Weather: Fine then cloudy then rain
Things got off to a bad start on day 6. As I queued for breakfast, the old man just ahead of me fumbled his tray and almost dropped it, spilling miso soup all over the floor. He was gutted, and I felt so sorry for him as he apologised to all and sundry. But worse was to come! There were no egg dishes, and I arrived at the toast station to find not normal bread, but slices of what looked like cake with swirls of pink through them. When I asked one of the dragons on duty if they had any normal toast bread, she replied curtly, "That is normal toast bread." As I feared, the pink swirls tasted of strawberry. Yuk! The coffee ("espresso" from a machine) wasn't much better.
By the time I left the hotel it was rush hour. Of course, rush hour in Utsunomiya is nothing like rush hour in Tokyo, and having spent most of the previous five days walking alongside a busy highway, I was used to the traffic. But leaving Utsunomiya, I found myself on a series of narrow streets with a steady stream of cars coming the other way and no footpath. At one point I was nearly hit by a car whose driver noticed me just as he was about to turn onto the road from a side street.

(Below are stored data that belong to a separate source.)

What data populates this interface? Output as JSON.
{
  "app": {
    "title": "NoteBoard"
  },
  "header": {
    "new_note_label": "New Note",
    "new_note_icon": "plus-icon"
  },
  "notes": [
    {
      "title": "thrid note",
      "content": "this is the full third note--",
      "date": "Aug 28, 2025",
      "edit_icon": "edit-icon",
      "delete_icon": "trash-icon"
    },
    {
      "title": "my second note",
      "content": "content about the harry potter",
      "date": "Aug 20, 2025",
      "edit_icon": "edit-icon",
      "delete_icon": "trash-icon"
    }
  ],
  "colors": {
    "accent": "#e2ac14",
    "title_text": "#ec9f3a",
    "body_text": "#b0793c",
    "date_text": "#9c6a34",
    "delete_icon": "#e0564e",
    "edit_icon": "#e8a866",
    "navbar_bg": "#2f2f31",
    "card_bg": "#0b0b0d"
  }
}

Once I was out of the central city, things got a lot better. It wasn't long before I encountered the first of several avenues of towering cryptomeria trees I would pass today. Like the avenues of pine trees on the Tokaido, these were planted in the Edo period to provide shelter for travellers. Where these avenues survive, the width of the road is limited to the space between the two rows of trees. The footpaths run along the outside of the rows, meaning walkers are well separated from the traffic.

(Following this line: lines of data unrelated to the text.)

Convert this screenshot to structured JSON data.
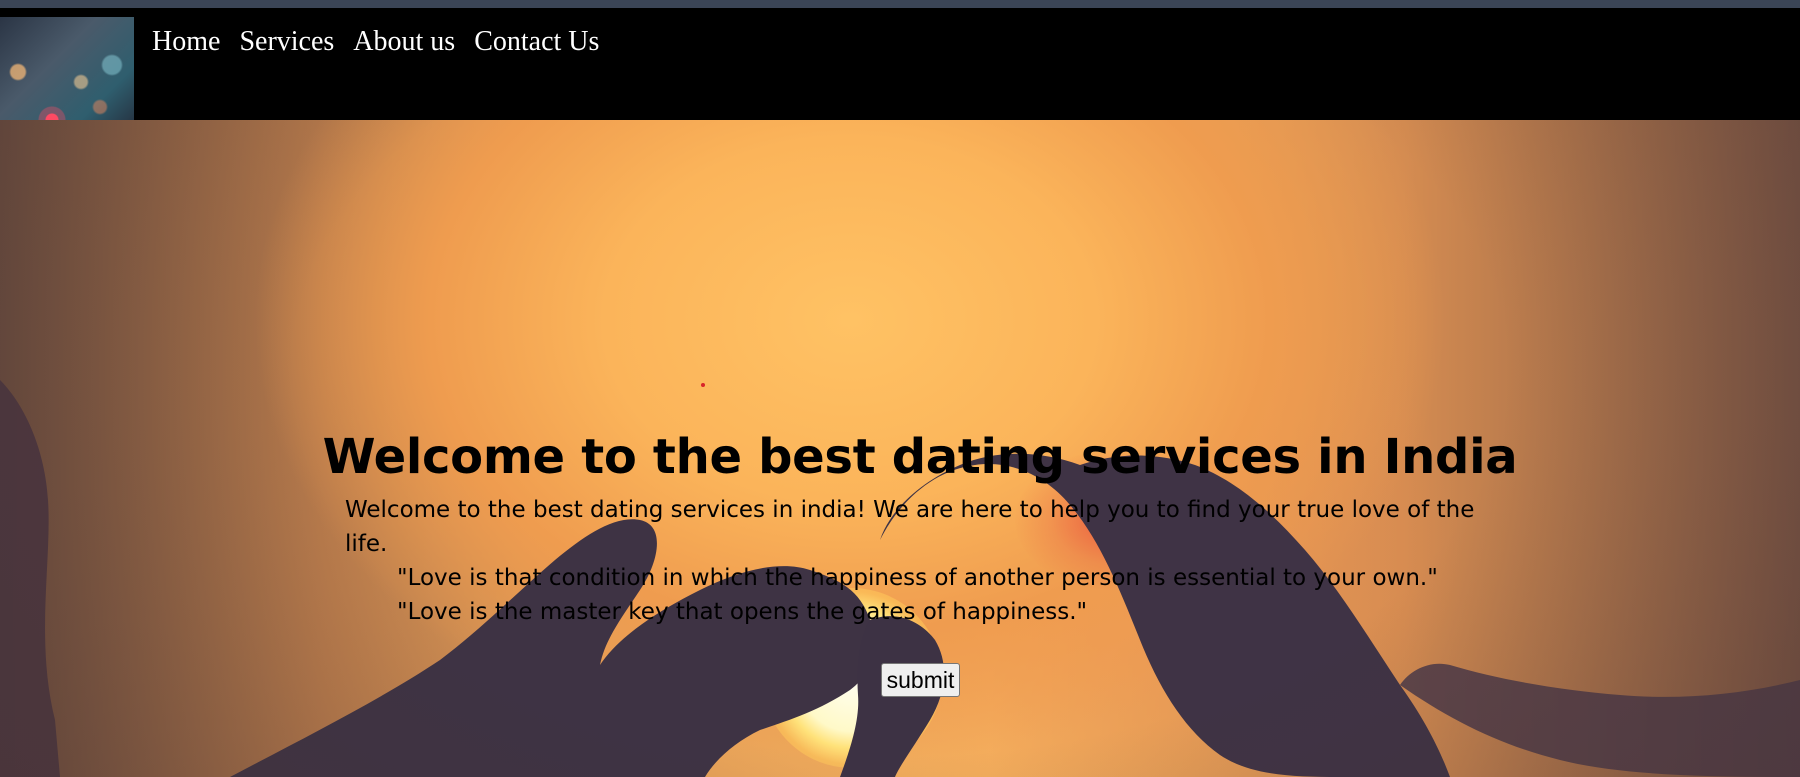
{
  "nav": {
    "links": [
      {
        "label": "Home"
      },
      {
        "label": "Services"
      },
      {
        "label": "About us"
      },
      {
        "label": "Contact Us"
      }
    ]
  },
  "hero": {
    "title": "Welcome to the best dating services in India",
    "intro": "Welcome to the best dating services in india! We are here to help you to find your true love of the life.",
    "quotes": [
      "\"Love is that condition in which the happiness of another person is essential to your own.\"",
      "\"Love is the master key that opens the gates of happiness.\""
    ],
    "submit_label": "submit"
  },
  "colors": {
    "navbar": "#000000",
    "nav_text": "#ffffff",
    "hero_accent": "#fbb45a"
  }
}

It was just a few minutes walk from the station to my hotel. It was quite luxurious compared to the places I had stayed at so far. The only drawback was the lack of wi-fi in my room. I was booked to stay three nights. Tomorrow I would walk the remaining 8.5 km of the Nikko Kaido and then explore Nikko itself. The day after I planned to hike the Senjogahara marshlands, something I had long dreamed of doing. Unfortunately the weather forecast wasn't that great. Also, when I took of my shoes I discovered a sizeable blister on the side of my big toe. Would I be able to complete the walk? Or would disaster strike at the last minute?